In Papua New Guinea, the operator of the massive PNG LNG project, Esso Highlands Ltd., has confirmed that the liquefied natural gas project is more than 90% complete, on budget, and on schedule to deliver the first gas in the second half of 2014. Esso Highlands, another subsidiary of XOM, will operate the $19 billion project on behalf of joint venture partners. Ownership shares are as follows: Exxon Mobil 33.2% (operator), Oil Search 29.0%, Santos Ltd. 13.5% with the rest split between Nippon Oil, a unit of JX Holdings Inc., and PNG government and landowner interests. The LNG plant consists of one “processing train” with nominal capacity of 5 million tonnes, with option to add a second train to increase total capacity up to 9 million tonnes of LNG and 1 million tonnes of natural gas liquids per year.
NYT theme was really .
That period should be moved several spaces over. Oh well, Happy Halloween!!
I for one loved the NYT. Fresh theme with a perfect Thursday twist at the end. I agree that the drab cluing of the theme answers earns it a demerit, but at least they were consistent, and it did make gimmick more surprising.
I think the Spanish reference to CASA stems from the phrase MI CASA ES SU CASA (or “my home is your home”) when welcoming a guest. Although you’re not turning over the deed to them…
I gave the NYT 5 stars for the neat and not-too-scary gimmick.
Right. Should have been clued “… es la suya.”
Literal, informal “Mine is yours”. “Suya” would be the more polite choice, although on a friendly editor/constructor-to-solver relationship, tuya is nice :).
I was fine with the vague clues and did not find them annoying. Personally, I like the challenge of being forced to use some crosses and then being able to figure out the rest. In addition, I do not know what the alternative clues would be to be less vague since only one of the movies would be well known, at least to me.
I understand the high variance in the ratings with this puzzle as much comes down to how much one likes the trick.

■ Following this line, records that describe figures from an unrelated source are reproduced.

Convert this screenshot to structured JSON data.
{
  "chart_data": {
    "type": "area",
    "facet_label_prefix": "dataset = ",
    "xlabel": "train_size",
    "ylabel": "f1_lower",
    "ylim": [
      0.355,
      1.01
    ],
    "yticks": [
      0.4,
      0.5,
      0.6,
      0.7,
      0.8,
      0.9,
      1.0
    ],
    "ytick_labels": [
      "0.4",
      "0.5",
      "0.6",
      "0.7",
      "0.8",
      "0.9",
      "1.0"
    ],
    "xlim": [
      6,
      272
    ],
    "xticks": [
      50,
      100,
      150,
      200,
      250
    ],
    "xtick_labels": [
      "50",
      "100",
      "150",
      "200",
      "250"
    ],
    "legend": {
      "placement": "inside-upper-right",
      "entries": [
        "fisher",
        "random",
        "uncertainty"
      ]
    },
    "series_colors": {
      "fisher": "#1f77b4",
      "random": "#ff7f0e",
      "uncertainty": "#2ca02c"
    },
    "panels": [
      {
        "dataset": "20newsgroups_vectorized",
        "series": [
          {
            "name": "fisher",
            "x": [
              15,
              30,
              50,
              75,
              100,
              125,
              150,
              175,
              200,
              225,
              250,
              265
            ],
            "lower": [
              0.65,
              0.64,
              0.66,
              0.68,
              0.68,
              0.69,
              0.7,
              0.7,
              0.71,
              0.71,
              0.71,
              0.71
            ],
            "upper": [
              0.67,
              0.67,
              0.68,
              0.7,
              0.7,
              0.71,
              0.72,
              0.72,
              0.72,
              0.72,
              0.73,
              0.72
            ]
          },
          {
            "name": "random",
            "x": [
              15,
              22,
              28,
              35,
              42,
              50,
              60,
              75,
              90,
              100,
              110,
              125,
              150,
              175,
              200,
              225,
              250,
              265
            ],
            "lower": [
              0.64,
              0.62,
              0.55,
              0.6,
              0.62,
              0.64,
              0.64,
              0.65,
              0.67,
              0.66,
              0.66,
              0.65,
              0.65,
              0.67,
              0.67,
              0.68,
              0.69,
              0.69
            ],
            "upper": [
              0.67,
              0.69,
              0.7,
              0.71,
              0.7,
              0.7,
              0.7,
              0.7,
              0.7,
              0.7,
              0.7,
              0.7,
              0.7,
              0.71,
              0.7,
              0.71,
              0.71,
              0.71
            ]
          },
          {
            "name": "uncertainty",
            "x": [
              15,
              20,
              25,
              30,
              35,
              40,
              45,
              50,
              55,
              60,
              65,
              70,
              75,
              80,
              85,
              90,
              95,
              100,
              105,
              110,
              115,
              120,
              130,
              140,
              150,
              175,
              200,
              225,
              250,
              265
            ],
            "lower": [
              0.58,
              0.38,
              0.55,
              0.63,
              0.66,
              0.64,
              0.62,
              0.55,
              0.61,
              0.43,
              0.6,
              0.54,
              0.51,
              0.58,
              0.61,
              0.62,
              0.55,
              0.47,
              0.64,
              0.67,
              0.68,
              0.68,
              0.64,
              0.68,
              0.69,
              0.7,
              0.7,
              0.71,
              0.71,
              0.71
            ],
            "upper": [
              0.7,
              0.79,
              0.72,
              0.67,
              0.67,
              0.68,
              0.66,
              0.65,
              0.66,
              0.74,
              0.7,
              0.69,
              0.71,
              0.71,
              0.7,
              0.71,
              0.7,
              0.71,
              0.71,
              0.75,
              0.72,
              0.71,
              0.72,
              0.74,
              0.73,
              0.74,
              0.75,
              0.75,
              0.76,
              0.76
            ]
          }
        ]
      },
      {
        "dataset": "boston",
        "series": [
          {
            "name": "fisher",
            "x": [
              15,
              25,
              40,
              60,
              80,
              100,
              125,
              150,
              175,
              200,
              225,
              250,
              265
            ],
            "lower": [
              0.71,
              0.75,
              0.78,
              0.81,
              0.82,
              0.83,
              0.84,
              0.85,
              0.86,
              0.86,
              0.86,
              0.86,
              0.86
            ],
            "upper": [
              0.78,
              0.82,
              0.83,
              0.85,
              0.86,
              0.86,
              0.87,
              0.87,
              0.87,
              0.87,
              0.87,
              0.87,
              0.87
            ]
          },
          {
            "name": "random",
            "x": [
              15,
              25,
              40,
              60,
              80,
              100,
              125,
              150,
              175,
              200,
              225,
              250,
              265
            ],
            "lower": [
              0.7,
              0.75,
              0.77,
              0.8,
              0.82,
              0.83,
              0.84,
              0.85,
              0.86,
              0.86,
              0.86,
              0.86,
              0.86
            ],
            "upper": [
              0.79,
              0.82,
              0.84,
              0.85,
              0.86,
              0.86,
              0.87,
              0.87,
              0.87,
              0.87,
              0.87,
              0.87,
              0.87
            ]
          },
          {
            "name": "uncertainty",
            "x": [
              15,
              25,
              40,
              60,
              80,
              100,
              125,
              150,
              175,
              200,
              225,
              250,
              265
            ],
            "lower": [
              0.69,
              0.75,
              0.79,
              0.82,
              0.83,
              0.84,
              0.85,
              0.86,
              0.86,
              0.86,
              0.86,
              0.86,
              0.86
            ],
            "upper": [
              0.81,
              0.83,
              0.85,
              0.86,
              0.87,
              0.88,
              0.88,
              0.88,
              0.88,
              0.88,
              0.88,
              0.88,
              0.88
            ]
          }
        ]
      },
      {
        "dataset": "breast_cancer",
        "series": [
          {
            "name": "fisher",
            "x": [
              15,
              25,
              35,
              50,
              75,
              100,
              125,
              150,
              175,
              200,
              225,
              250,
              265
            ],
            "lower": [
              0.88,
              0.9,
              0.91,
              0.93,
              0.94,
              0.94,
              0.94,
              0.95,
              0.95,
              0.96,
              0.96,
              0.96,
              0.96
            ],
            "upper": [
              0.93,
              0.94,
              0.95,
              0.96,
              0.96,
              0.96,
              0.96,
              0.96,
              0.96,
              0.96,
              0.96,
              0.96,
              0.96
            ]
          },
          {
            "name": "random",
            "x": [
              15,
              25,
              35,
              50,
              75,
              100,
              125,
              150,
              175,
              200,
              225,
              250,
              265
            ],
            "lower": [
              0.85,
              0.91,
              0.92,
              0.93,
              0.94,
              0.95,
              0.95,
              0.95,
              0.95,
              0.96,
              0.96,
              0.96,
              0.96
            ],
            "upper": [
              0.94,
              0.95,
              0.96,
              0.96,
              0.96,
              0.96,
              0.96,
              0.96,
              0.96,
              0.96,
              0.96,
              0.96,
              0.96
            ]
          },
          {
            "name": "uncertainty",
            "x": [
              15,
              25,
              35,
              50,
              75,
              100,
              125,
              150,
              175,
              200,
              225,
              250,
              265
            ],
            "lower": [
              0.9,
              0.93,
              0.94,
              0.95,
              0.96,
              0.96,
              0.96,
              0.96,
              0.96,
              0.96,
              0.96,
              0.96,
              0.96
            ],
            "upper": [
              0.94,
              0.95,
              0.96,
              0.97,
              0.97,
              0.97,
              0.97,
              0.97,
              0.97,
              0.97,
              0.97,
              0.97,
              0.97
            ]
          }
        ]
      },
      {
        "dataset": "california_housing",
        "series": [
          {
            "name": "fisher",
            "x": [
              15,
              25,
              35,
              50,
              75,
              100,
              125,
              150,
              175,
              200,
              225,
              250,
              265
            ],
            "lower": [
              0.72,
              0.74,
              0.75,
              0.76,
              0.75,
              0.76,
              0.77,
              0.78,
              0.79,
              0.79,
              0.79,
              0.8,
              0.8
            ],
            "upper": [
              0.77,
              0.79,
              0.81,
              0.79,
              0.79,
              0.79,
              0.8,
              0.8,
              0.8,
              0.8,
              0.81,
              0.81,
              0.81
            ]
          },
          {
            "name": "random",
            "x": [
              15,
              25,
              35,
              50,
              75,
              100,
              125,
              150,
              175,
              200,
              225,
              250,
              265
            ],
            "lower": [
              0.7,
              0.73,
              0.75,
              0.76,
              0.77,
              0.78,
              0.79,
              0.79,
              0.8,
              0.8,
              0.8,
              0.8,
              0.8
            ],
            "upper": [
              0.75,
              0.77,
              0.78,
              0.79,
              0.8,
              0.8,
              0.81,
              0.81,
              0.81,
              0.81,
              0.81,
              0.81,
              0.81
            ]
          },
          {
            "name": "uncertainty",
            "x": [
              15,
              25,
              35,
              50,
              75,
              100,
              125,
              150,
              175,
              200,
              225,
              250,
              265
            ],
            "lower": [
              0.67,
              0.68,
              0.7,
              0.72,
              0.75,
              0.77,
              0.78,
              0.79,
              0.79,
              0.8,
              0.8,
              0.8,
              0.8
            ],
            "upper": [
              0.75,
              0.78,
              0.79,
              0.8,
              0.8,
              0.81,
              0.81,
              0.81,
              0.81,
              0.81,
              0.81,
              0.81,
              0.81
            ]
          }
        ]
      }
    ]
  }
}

I loved it.
CS: One of the most bizarre clues I’ve seen in a while: 39a [“Odyssey” hero] ULYSSES.
In Frankenstein, Boris Karloff is credited as “the Monster”. So I didn’t find the answer vague. I liked the gimmick.
Yep, but it’s awkward/clunky when all the other answers fall under the category “monster.”
NYT: I like the visual element in this puzzle—the mirror-imaging, the cross-referencing, and the lack of reflection at the end. An elegant construction. Recognizing the byline helped me crack this one earlier than I might have otherwise. I was totally looking for some trick! and got a treat.
I still can’t figure out, though, how he got that dollar bill inside the kiwi.
Great quote and tribute puzzle from BEQ today!